Launched July 1, 1963, the post office formalized a postal zoning system that assigned numbers to communities and neighborhoods based on geographic regions, according to the Smithsonian National Postal Museum website. It built upon the Postal Delivery Zone System that was implemented in 1943 primarily in large cities such as Cleveland to aid in mail sorting and delivery.
Postal officials developed the ZIP code as mail volume doubled from 33 billion pieces in 1943 to 66.5 billion pieces in 1962, spurred by growth in advertisements and periodicals. Mail handling was not mechanized then and local post offices were struggling to keep up with more material to deliver.
To help acquaint postal customers to the new concept, the former Post Office Department developed a nationwide marketing and educational campaign. It featured “Mr. Zip,” a caricature of a smiling mail carrier with a mail bag slung over one shoulder.

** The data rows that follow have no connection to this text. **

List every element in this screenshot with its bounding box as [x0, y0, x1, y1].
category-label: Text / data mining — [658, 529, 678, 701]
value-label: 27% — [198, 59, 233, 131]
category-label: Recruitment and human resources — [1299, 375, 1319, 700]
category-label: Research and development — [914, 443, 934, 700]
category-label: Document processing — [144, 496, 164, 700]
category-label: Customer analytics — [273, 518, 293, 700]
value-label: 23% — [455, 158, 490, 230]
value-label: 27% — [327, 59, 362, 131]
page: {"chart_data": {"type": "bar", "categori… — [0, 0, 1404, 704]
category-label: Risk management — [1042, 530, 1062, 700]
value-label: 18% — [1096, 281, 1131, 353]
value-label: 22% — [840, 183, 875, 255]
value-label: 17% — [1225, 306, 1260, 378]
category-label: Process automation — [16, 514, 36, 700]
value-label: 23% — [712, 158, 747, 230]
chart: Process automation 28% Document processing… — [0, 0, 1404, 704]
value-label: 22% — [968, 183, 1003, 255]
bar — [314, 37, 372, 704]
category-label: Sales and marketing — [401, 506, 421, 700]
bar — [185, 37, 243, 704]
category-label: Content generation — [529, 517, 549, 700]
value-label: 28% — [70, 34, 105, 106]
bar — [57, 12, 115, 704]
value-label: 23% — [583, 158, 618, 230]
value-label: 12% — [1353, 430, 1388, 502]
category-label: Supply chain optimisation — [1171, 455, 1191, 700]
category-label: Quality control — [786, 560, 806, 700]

Mr. Zip, however, was not a post office innovation. He was created for Chase Manhattan Bank’s 1950s bank-by-mail campaign by the ad agency Cunningham and Walsh. The American Telephone and Telegraph Co. later acquired the image and offered its use to the POD at no cost.
He first was known as the not-so-catchy “Mr. P.O. Zone.” Officials smartly renamed him.
While some postal employees viewed Mr. Zip as simplistic and “crude,” his whimsical nature helped gain public recognition.
Mr. Zip and the zone improvement plan were unveiled at a postmasters convention in October 1962. The image soon appeared in post offices, on streetside mail boxes, in advertisements in collaboration with the Advertising Council and in story placements in national and local media to urge mailers to use ZIP code on mail. Every mailbox in the country received a ZIP-A-List Kit explaining the code and how to use it.
Even AT&T was involved. The telecommunications giant around the same time was introducing the use of area codes in phone numbers. The company shared its experience in educating customers about such a significant change of habit to aid postal officials in their introduction of a new way of doing things.
Mr. Zip never appeared on a stamp though. He was featured instead on the margin of stamp panes and stamp booklets with the message to “USE ZIP CODE.”
The marketing campaign continued throughout the 1960s. Only one stamp, a colorful 10-cent adhesive issued Jan. 4, 1974, ever promoted the use of ZIP code on mail.
Mr. Zip was retired in the 1980s.
As mail handling became more automated, post office thinkers began to consider ways to make mail delivery and sorting even more efficient. In 1983, the ZIP+4 system was introduced. It assigned four additional numbers to a code to identify the block or floor of a building for which mail was intended. Even so, much mail today bears just a five-digit code.
Even with the use of such technology, the U.S. Postal Service continues to struggle in some locales with delayed delivery or lost mail. Furthering USPS woes, mail volume has seen a steady, almost prolific, decline in the 21st century as electronic communication and online commerce has skyrocketed.
In fiscal year 2024, the USPS processed 112.5 billion pieces of mail, a significant decline from 213 billion pieces in 2006. More troubling for the Postal Service is the rapid drop in first-class mail. Peaking at 103.6 billion in 2001, first-class mail volume stood at 44.3 billion in 2024.
Conversely, the USPS has seen sizeable growth in package delivery, reaching 7.1 billion in 2023.